The camerawork generation processing unit
The contents of the new script are expressed in chronological order by lines, actions and expressions/emotions of each character in each segment, which is a section separated by cut point candidates for camera switching. a timeline data creation unit that creates digitalized timeline data;
For each segment, the facial expression/behavior type correspondence table is referenced to associate the facial expression/behavior type ID of the character in the segment, and the emotion type correspondence table is referenced to associate the facial expression/behavior type ID of the character in the segment. an ID associating unit that associates emotion type IDs;
The facial expression/behavior score table and the emotion score table are referred to as the preset information of the desired category, and the facial expression/behavior score and the emotion score are specified for each of the shot IDs assumed to be used in the segment. 7. The video processing device according to claim 6, further comprising: a score specifying unit that
The camerawork generation processing unit
a pattern ID setting unit for setting a pattern ID to a shot ID list in which all patterns of the arrangement of the shot IDs are listed for each of the segments;
referring to the shot switching score as the preset information of the desired category, calculating a first total sum of the shot switching scores of all the shot IDs according to the list of shot IDs, and calculating the facial expression/behavior; a total score calculation unit that calculates a second total value obtained by totaling the score and the emotion score, and calculates the total of the first total value and the second total value as a total score for each of the pattern IDs; 8. The image according to claim 7, further comprising a camerawork generation unit that generates the new camerawork in accordance with the list of the shot IDs for which the total score of the largest value is obtained among the total scores of the pattern IDs of the processing equipment.
When presenting a plurality of new camera works, the camera work generation unit generates the plurality of new camera works according to the list of the shot IDs for which the respective total scores are obtained in descending order of the total score.

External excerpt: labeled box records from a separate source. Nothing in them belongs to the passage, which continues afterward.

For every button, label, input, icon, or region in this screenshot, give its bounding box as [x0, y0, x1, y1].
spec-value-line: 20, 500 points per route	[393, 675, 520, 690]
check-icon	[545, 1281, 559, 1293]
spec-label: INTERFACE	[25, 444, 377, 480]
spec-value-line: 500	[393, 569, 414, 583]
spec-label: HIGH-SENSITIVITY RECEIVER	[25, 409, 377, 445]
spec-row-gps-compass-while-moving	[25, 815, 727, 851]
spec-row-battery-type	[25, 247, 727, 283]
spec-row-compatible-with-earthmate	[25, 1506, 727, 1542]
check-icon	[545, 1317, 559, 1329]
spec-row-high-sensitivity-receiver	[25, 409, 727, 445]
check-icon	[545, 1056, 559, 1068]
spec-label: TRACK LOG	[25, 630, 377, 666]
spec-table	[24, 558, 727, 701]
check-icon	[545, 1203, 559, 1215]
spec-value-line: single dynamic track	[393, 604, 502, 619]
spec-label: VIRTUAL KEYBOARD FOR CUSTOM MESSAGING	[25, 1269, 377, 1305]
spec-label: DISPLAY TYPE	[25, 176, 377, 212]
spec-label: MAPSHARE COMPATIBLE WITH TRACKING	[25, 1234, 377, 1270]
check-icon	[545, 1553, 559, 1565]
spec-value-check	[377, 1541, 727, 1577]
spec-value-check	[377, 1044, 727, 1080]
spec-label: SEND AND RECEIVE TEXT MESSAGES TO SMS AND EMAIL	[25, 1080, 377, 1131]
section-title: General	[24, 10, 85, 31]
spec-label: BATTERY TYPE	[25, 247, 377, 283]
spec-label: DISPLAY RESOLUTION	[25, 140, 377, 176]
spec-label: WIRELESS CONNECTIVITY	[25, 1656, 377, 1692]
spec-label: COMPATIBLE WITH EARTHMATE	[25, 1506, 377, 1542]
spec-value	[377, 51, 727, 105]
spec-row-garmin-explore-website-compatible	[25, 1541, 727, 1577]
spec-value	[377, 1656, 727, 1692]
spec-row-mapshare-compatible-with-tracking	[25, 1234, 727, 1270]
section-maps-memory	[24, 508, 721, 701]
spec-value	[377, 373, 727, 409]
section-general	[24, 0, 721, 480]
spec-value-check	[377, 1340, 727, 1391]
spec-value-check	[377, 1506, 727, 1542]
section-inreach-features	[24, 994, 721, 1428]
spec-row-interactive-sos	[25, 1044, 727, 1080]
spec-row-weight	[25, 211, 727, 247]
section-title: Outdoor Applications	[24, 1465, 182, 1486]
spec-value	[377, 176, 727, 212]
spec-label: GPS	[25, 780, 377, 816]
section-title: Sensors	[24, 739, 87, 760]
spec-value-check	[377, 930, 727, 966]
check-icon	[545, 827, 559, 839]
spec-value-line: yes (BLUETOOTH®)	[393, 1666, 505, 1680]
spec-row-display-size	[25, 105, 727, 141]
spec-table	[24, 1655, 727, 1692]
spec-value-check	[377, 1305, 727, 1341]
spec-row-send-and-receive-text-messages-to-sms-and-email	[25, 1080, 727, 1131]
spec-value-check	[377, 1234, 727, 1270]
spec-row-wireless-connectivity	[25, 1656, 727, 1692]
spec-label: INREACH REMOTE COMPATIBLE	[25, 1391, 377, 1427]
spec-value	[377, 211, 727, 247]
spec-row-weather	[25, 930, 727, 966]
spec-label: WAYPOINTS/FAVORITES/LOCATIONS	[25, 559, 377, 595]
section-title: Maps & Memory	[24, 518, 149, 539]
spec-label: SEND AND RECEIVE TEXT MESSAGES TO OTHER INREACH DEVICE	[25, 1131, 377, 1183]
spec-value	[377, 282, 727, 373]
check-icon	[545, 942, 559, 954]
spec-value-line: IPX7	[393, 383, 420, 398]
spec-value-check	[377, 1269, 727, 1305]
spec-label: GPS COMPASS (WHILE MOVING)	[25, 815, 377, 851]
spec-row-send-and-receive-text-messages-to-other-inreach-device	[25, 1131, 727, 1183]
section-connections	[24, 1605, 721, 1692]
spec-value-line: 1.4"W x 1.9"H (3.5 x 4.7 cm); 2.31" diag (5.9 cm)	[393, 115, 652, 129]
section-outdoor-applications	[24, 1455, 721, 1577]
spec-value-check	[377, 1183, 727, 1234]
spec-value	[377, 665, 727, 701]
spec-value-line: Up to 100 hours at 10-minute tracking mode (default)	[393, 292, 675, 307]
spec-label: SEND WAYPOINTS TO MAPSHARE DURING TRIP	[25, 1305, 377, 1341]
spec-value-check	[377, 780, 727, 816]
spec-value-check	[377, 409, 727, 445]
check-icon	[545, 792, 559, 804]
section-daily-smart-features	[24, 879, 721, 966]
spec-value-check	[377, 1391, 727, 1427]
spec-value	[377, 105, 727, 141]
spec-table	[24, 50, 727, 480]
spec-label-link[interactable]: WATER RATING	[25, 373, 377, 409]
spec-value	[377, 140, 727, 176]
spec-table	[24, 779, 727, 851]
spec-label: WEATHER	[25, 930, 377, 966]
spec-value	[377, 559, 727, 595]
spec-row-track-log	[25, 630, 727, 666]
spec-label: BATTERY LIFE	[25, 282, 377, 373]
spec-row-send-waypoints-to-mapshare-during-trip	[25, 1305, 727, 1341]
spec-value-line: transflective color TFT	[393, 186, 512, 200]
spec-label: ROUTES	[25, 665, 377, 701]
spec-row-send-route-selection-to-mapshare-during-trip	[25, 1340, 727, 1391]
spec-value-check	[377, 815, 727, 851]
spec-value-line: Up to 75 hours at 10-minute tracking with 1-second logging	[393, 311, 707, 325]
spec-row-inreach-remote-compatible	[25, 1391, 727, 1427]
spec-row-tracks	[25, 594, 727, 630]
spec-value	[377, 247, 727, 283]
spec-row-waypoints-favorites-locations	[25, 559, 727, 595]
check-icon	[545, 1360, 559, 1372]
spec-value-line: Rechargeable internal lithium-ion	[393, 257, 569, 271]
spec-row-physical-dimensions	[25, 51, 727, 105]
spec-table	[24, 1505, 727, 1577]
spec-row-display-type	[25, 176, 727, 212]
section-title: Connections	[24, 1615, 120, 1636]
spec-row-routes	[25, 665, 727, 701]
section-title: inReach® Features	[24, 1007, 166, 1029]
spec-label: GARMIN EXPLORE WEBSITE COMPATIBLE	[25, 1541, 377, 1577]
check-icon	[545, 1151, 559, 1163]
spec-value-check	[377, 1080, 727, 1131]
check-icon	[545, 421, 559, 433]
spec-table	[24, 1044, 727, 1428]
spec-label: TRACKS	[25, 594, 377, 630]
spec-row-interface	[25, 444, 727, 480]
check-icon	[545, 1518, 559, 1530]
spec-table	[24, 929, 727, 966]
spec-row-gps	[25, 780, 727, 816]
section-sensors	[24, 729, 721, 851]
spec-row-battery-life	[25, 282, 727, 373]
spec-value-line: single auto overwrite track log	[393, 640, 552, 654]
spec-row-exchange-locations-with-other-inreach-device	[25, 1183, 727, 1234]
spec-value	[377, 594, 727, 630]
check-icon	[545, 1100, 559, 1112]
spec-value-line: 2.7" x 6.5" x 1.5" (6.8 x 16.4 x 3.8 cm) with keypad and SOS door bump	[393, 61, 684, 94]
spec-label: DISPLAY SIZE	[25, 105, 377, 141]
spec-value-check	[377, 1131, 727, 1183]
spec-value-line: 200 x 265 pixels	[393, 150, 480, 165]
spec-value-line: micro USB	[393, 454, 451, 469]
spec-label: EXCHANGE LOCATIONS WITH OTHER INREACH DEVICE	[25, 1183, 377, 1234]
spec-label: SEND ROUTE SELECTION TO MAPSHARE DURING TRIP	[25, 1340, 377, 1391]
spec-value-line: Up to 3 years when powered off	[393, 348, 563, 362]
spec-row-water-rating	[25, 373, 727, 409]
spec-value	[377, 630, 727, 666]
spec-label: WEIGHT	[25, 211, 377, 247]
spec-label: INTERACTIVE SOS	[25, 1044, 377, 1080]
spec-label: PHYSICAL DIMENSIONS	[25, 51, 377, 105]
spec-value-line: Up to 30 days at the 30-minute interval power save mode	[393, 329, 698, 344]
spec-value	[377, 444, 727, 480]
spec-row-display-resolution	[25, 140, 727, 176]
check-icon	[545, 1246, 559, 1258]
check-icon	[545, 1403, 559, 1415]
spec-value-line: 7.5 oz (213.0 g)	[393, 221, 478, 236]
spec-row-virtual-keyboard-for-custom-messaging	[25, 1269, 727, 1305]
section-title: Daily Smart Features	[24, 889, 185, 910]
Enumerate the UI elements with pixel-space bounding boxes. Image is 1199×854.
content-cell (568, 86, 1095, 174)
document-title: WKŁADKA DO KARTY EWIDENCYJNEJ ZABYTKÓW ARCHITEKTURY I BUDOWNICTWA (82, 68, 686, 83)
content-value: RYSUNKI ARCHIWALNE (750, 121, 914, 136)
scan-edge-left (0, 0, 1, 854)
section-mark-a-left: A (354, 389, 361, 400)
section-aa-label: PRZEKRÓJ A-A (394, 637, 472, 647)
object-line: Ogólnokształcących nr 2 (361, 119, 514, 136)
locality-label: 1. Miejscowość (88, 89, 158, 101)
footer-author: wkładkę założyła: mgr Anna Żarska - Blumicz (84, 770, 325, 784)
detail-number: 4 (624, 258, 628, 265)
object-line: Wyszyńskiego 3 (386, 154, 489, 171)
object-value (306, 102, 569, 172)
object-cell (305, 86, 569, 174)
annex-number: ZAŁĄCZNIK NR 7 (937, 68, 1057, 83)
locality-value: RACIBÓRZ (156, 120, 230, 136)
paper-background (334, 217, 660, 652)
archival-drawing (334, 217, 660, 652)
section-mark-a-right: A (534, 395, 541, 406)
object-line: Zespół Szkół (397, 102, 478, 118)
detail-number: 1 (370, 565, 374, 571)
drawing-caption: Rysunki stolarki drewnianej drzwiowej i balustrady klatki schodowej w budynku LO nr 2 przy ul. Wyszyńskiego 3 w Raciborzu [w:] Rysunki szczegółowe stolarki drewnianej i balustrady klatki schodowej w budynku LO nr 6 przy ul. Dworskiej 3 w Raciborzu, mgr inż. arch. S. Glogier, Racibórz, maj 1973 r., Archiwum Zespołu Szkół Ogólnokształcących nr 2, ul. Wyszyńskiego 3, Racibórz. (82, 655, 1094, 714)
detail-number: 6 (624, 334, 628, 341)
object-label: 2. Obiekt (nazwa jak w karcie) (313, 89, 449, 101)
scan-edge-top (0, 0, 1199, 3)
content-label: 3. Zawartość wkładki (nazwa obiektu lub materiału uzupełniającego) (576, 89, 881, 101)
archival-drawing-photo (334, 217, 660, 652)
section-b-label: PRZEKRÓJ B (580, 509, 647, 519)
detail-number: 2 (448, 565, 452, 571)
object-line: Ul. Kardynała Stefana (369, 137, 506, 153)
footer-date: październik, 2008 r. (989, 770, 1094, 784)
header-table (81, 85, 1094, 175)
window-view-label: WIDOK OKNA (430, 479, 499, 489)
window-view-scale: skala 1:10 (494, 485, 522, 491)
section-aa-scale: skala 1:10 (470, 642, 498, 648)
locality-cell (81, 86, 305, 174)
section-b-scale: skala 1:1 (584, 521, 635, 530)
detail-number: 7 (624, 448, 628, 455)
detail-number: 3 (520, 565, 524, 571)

The image processing device according to claim 8 .
The video processing device according to claim 1, wherein the camerawork is time-series changes of a shooting target, a shot type, a shot size, a shot direction, and a shot angle.
The image processing device
Generating preset information in which various scores representing characteristics of past camerawork used in video works of a predetermined category are registered from videos and scripts of past video works belonging to a predetermined category;
referring to the preset information of the category desired by the user and generating a new camerawork that reproduces the features of the past camerawork based on a new script that is a script of a video work to be newly produced; video processing methods including;
To the computer of the image processing device,
Generating preset information in which various scores representing characteristics of past camerawork used in video works of a predetermined category are registered from videos and scripts of past video works belonging to a predetermined category;
referring to the preset information of the category desired by the user and generating a new camerawork that reproduces the features of the past camerawork based on a new script that is a script of a video work to be newly produced; A program for executing image processing including.